Missing Postal Service, Shaky National Trust - The 2007-2008 UK Information Breaches

Missing Postal Service, Shaky National Trust - The 2007-2008 UK Information Breaches

Between 2007 and 2008, the United Kingdom experienced an unprecedented series of serious personal data loss incidents. It began in November 2007, when the Revenue and Customs, the country's tax agency, attempted to send two computer disks containing information on all families receiving child benefit to another auditing agency. The disks contained some 25 million names, addresses, birth dates, bank account information, and insurance numbers. Amazingly, the information was not protected in any way, and because it was sent by regular mail, it was lost and misplaced along the way. As the information was repeatedly resent, it was completely unaccounted for, and the government finally acknowledged and announced that the information may have been leaked to outside parties.

On November 20, 2007, when this fact was reported, the then Minister of Finance apologized in Parliament, and the matter became a major national issue. Within the United Kingdom, the sloppy management and the too-big-to-fail leakage of information caused widespread anger and anxiety among citizens. Other institutions' past failures came to light one after another, and a series of scandals involving the handling of information came to light, including the loss of information on criminal records held by the City of London, a case in which a hospital mistakenly sent patient information, and the mishandling of evidence by local police forces.

By January 2008, these events were seen as serious problems that could affect the credibility of the entire country, forcing many government offices and municipalities to review their information management methods. Newspaper articles published during this period strongly criticized how sloppy the government's handling of information was, and how lax the mechanisms to prevent it were. It was said that a situation in which citizens' names and money information could easily get out was not acceptable in today's society.
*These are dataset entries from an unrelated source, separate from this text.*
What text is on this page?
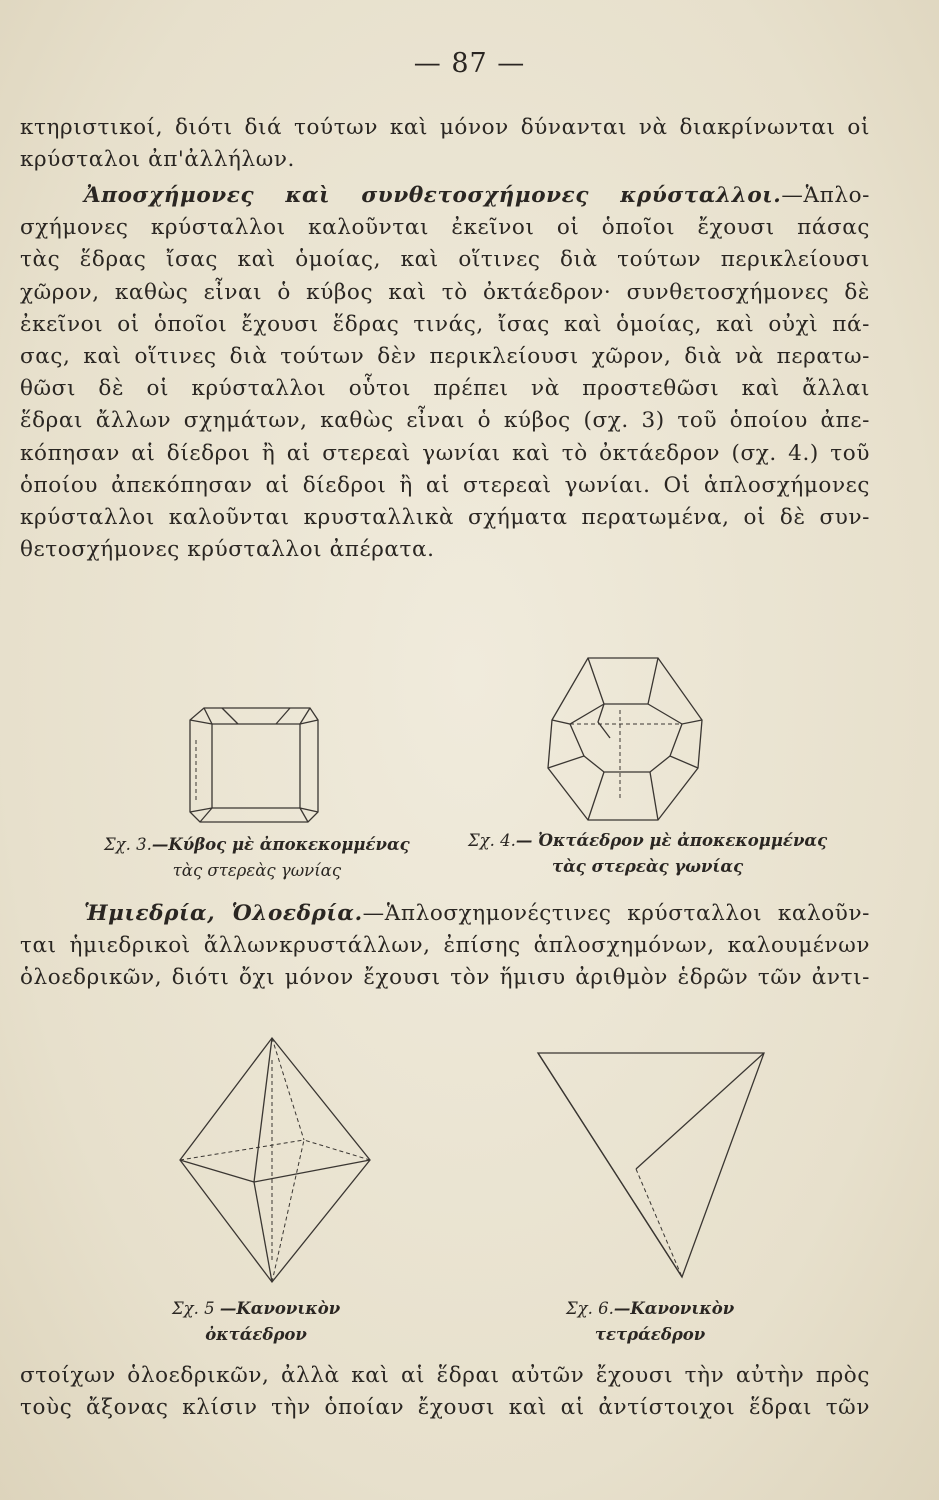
— 87 —
κτηριστικοί, διότι διά τούτων καὶ μόνον δύνανται νὰ διακρίνωνται οἱ
κρύσταλοι ἀπ'ἀλλήλων.
Ἀποσχήμονες καὶ συνθετοσχήμονες κρύσταλλοι.—Ἁπλο-
σχήμονες κρύσταλλοι καλοῦνται ἐκεῖνοι οἱ ὁποῖοι ἔχουσι πάσας
τὰς ἕδρας ἴσας καὶ ὁμοίας, καὶ οἵτινες διὰ τούτων περικλείουσι
χῶρον, καθὼς εἶναι ὁ κύβος καὶ τὸ ὀκτάεδρον· συνθετοσχήμονες δὲ
ἐκεῖνοι οἱ ὁποῖοι ἔχουσι ἕδρας τινάς, ἴσας καὶ ὁμοίας, καὶ οὐχὶ πά-
σας, καὶ οἵτινες διὰ τούτων δὲν περικλείουσι χῶρον, διὰ νὰ περατω-
θῶσι δὲ οἱ κρύσταλλοι οὗτοι πρέπει νὰ προστεθῶσι καὶ ἄλλαι
ἕδραι ἄλλων σχημάτων, καθὼς εἶναι ὁ κύβος (σχ. 3) τοῦ ὁποίου ἀπε-
κόπησαν αἱ δίεδροι ἢ αἱ στερεαὶ γωνίαι καὶ τὸ ὀκτάεδρον (σχ. 4.) τοῦ
ὁποίου ἀπεκόπησαν αἱ δίεδροι ἢ αἱ στερεαὶ γωνίαι. Οἱ ἁπλοσχήμονες
κρύσταλλοι καλοῦνται κρυσταλλικὰ σχήματα περατωμένα, οἱ δὲ συν-
θετοσχήμονες κρύσταλλοι ἀπέρατα.
Σχ. 3.—Κύβος μὲ ἀποκεκομμένας
τὰς στερεὰς γωνίας
Σχ. 4.— Ὀκτάεδρον μὲ ἀποκεκομμένας
τὰς στερεὰς γωνίας
Ἡμιεδρία, Ὁλοεδρία.—Ἁπλοσχημονέςτινες κρύσταλλοι καλοῦν-
ται ἡμιεδρικοὶ ἄλλωνκρυστάλλων, ἐπίσης ἁπλοσχημόνων, καλουμένων
ὁλοεδρικῶν, διότι ὄχι μόνον ἔχουσι τὸν ἥμισυ ἀριθμὸν ἑδρῶν τῶν ἀντι-
Σχ. 5 —Κανονικὸν
ὀκτάεδρον
Σχ. 6.—Κανονικὸν
τετράεδρον
στοίχων ὁλοεδρικῶν, ἀλλὰ καὶ αἱ ἕδραι αὐτῶν ἔχουσι τὴν αὐτὴν πρὸς
τοὺς ἄξονας κλίσιν τὴν ὁποίαν ἔχουσι καὶ αἱ ἀντίστοιχοι ἕδραι τῶν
In response to this series of incidents, the government finally began to improve the situation, and in early 2008, it began to consider such measures as applying special protections when government offices release personal information to the outside world, regularly checking how information is handled, and always reporting any information that has leaked out. Also discussed was the introduction of a system of punishment if a company or other entity made similar mistakes. These trends would later lead to a new system of information protection that would be promoted throughout Europe.

This major failure was not just a clerical error, but one that shook the foundation of "trust" in the information age. Subsequent revisions of laws and systems led to a widespread awareness of the need to protect information, and the idea that "personal information must be treated with care" took root throughout British society.